D'ailleurs, les quatre autres portent aussi cette croix. Les Santos. Je me suis renseignée.

Le garçon me dévisage donc.

-What? Demandé je.
(Quoi?)

-Who are you? Never seen you before in the barrio.
(Qui es tu? Jamais vue dans le coin avant...)

Drôle de façon de m'accoster.  Bien loin de me laisser marcher sur les pieds par un vulgaire chef de bande, je répond, sur le même ton:

-Who are YOU? I'v never seen you before either.
(Qui es TU ? Je t'ai jamais vu non plus.)

À ma grande surprise, la garçon se met à sourire en coin.

-Fair enough.
(C'est juste.)

Son sourire disparaît alors.

-I'm Spooky. I lead the Santos here. So next time you wanna talk to me, gimme some respeto.
(Je suis Spooky. Je dirige les Santos ici. Donc la prochaine fois qu'tu veux m'parler, donne moi du respect.)

Loin de me démonter, je m'approche de lui.

Il me dépasse d'une bonne trentaine de centimètres mais je n'en ai que faire. Je sais me défendre. Puis j'ai un pistolet dans mon sac. Vous savez. Au cas où.

-You're not my boss, Spooky. I ain't no Santos. I don't owe you no respect. Now, if you don't mind, I'm busy.
(T'es pas mon boss Spooky. J'suis pas une Santos. J'te dois aucun respect. Maintenant, si tu veux bien, j'suis occupée.)

Je prends les burgers et les frites sur le comptoir et pose mon billet de vingt dollars, avant de m'en aller.

Ces guéguerres de gangs, ces leader qui se prennent pour des rois... j'en ai marre. J'ai peut-être été dure avec ce pauvre mec qui me demandait simplement qui j'étais, mais il faut dire qu'il y a des circonstances atténuantes.

Toute ma vie, j'ai fui. Mon père, avant de m'avoir, faisait partie d'un gang. Les Ventanas. Plutôt ridicule comme nom, hein? Mais non.

Leur nom, qui signifie "fenêtre", ne vient pas de nulle part. La vérité, c'est qu'ils savent s'y faire. Quand ils doivent tuer quelqu'un, ils le font à travers une fenêtre.

Tu ne le vois pas venir. Une balle dans le dos, et c'est finit.

C'est lâche, mais efficace. Ma mère y est passée.

Quand mes parents m'ont eu, mon père a décider de quitter le gang.
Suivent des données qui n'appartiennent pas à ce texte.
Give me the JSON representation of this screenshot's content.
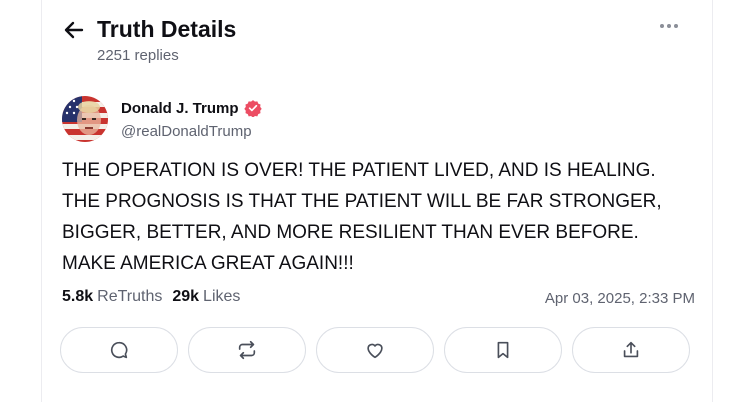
{
  "header": {
    "title": "Truth Details",
    "replies": "2251 replies"
  },
  "author": {
    "name": "Donald J. Trump",
    "handle": "@realDonaldTrump",
    "verified_color": "#ec4d63"
  },
  "post": {
    "lines": [
      "THE OPERATION IS OVER! THE PATIENT LIVED, AND IS HEALING.",
      "THE PROGNOSIS IS THAT THE PATIENT WILL BE FAR STRONGER,",
      "BIGGER, BETTER, AND MORE RESILIENT THAN EVER BEFORE.",
      "MAKE AMERICA GREAT AGAIN!!!"
    ]
  },
  "stats": {
    "retruths_count": "5.8k",
    "retruths_label": "ReTruths",
    "likes_count": "29k",
    "likes_label": "Likes",
    "date": "Apr 03, 2025, 2:33 PM"
  },
  "actions": [
    {
      "name": "reply",
      "icon": "comment-icon"
    },
    {
      "name": "retruth",
      "icon": "retruth-icon"
    },
    {
      "name": "like",
      "icon": "heart-icon"
    },
    {
      "name": "bookmark",
      "icon": "bookmark-icon"
    },
    {
      "name": "share",
      "icon": "share-icon"
    }
  ]
}
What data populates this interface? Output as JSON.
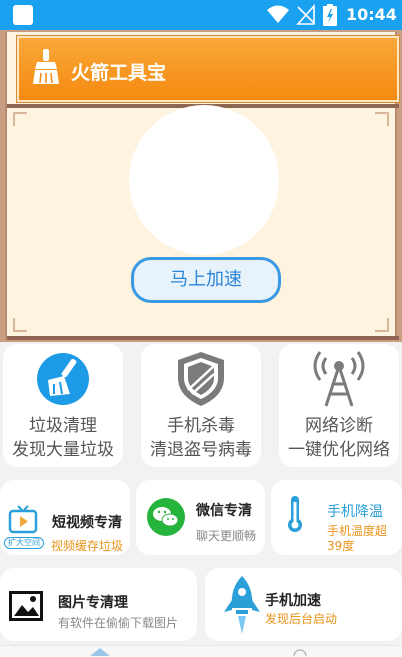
{
  "status_bar": {
    "time": "10:44",
    "icons": [
      "app-square-icon",
      "wifi-icon",
      "no-signal-icon",
      "battery-charging-icon"
    ]
  },
  "header": {
    "title": "火箭工具宝",
    "icon": "broom-icon",
    "accelerate_button": "马上加速"
  },
  "big_tools": [
    {
      "line1": "垃圾清理",
      "line2": "发现大量垃圾",
      "icon": "broom-circle-icon"
    },
    {
      "line1": "手机杀毒",
      "line2": "清退盗号病毒",
      "icon": "shield-icon"
    },
    {
      "line1": "网络诊断",
      "line2": "一键优化网络",
      "icon": "signal-tower-icon"
    }
  ],
  "mid_tools": [
    {
      "title": "短视频专清",
      "subtitle": "视频缓存垃圾",
      "badge": "扩大空间",
      "icon": "tv-play-icon"
    },
    {
      "title": "微信专清",
      "subtitle": "聊天更顺畅",
      "icon": "wechat-icon"
    },
    {
      "title": "手机降温",
      "subtitle_line1": "手机温度超",
      "subtitle_line2": "39度",
      "icon": "thermometer-icon"
    }
  ],
  "bottom_tools": [
    {
      "title": "图片专清理",
      "subtitle": "有软件在偷偷下载图片",
      "icon": "image-icon"
    },
    {
      "title": "手机加速",
      "subtitle": "发现后台启动",
      "icon": "rocket-icon"
    }
  ],
  "colors": {
    "status_bar": "#1aa1f0",
    "title_bar": "#f79a22",
    "accent_blue": "#2b86d8",
    "orange_text": "#e8931a"
  }
}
Pablo, leur leader... il n'a pas apprécié. Il a juré à mon père qu'il décimerait toute sa famille, les uns après les autres. C'est pour ça qu'on s'en va, qu'on ne reste pas bien longtemps nulle part. Une fois, on est resté.

Ça à coûté la vie de ma mère.

C'est pour ça que j'ai une haine si profonde, si encrée envers les gangs. Et j'en suis entourée.

Je rentre chez moi avant que la nuit ne tombe et mon père et moi mangeons. Demain, c'est la rentrée. Je dois me reposer.

Comme d'habitude, je devrais trouver des gens avec qui traîner, pour pas être seule mais surtout... surtout pas m'attacher.

Ma vie est un bordel. La vie de tout le monde ici est un bordel. Mais moi je n'ai que mon père. Eux ils ont des amis, une famille... un gang.

Moi non.

Mais bon... on verra.

-I'm going to bed.
(Je vais me coucher)

Habituellement, nous rions beaucoup avec mon père. Nos discussions sont plus... animées. Mais dès qu'on déménage c'est la même rengaine.

Cette haine, ce dégoût, ça nous prend aux tripes et on perd toute notre joie.

Demain, ça ira mieux. Oui. Ça ira mieux.